Pension Term Assurance

Pension Term Assurance is also known as Pension Life Cover and Self Employed Term Assurance (SETA), although this does not mean that it is exclusively available to self-employed persons.

This is basically a level or convertible term life assurance plan that someone can take out up to their chosen retirement age (up to age 75 with some companies), and the premiums payable are eligible to receive tax relief @ up to 41%. This is, broadly speaking, the same product as term assurance, it just costs up to 41% less. You can add the indexation and conversion options into this plan.

Why would I need it?

As with all second level life cover, you would take out a plan like this to ensure that your family is covered in the event of you dying during your working years. If your family relies on your income to survive, then you need a plan like this. A pension term assurance policy can be taken out on one life only – joint life policies are not available.

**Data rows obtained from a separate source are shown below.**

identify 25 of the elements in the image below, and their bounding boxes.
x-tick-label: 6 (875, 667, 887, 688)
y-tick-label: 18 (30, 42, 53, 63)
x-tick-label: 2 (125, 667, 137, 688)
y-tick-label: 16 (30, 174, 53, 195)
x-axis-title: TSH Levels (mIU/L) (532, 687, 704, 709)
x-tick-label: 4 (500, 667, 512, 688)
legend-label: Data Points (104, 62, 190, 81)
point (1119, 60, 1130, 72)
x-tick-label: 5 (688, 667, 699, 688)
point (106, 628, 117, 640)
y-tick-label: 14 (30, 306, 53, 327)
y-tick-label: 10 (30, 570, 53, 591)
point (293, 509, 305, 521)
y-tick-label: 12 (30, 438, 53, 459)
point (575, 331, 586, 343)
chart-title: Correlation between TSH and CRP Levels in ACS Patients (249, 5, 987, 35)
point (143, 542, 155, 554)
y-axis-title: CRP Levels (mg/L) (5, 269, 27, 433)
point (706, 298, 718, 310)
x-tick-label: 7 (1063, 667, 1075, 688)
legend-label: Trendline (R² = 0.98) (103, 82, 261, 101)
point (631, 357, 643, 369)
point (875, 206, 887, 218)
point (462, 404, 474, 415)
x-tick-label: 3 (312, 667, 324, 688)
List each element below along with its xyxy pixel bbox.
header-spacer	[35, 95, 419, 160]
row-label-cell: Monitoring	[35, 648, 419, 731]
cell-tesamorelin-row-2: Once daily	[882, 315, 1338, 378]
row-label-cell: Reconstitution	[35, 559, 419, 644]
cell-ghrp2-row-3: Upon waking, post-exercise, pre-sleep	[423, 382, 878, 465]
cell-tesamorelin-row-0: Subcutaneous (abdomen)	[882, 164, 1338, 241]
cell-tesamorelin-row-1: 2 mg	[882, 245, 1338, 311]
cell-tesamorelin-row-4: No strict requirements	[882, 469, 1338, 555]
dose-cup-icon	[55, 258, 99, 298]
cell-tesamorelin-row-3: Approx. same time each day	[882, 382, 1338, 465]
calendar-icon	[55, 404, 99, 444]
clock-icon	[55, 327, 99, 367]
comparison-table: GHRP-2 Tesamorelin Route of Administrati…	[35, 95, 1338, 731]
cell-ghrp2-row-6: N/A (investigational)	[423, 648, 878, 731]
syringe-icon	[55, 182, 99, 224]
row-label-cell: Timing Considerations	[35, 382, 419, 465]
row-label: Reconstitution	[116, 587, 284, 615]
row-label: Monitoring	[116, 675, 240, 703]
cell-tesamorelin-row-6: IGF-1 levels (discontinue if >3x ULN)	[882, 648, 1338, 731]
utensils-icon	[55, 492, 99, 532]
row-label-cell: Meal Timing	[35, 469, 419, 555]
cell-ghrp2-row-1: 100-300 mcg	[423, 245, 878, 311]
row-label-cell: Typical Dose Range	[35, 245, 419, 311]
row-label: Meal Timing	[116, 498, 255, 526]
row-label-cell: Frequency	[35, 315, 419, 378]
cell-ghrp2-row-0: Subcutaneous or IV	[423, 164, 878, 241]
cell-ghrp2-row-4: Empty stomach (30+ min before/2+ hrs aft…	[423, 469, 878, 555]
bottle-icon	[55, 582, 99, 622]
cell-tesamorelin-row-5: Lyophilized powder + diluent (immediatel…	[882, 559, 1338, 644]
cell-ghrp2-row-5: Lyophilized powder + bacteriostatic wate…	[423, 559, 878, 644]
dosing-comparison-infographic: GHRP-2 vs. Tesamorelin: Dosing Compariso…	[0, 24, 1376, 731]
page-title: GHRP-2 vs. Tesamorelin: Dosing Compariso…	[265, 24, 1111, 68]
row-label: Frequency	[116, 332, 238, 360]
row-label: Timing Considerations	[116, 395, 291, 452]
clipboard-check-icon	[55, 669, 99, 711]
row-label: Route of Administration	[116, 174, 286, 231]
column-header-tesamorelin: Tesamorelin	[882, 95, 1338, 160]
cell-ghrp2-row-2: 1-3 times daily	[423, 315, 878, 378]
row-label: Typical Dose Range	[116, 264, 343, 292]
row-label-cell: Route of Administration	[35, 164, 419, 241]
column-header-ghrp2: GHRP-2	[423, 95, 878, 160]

The only potential drawback to this type of policy is that is cannot be assigned to anyone. You will not be able to use this policy as cover for a loan with a lender.


Again, it can be quite safe to select a pension term assurance provider based on whichever is cheapest, however the optional benefits that life assurance companies offer can differ from company to company. Some companies may also insist on a lower retirement age than others.

An additional main benefit of this plan is the fact that the premiums can be up to 41% cheaper when tax relief is availed of.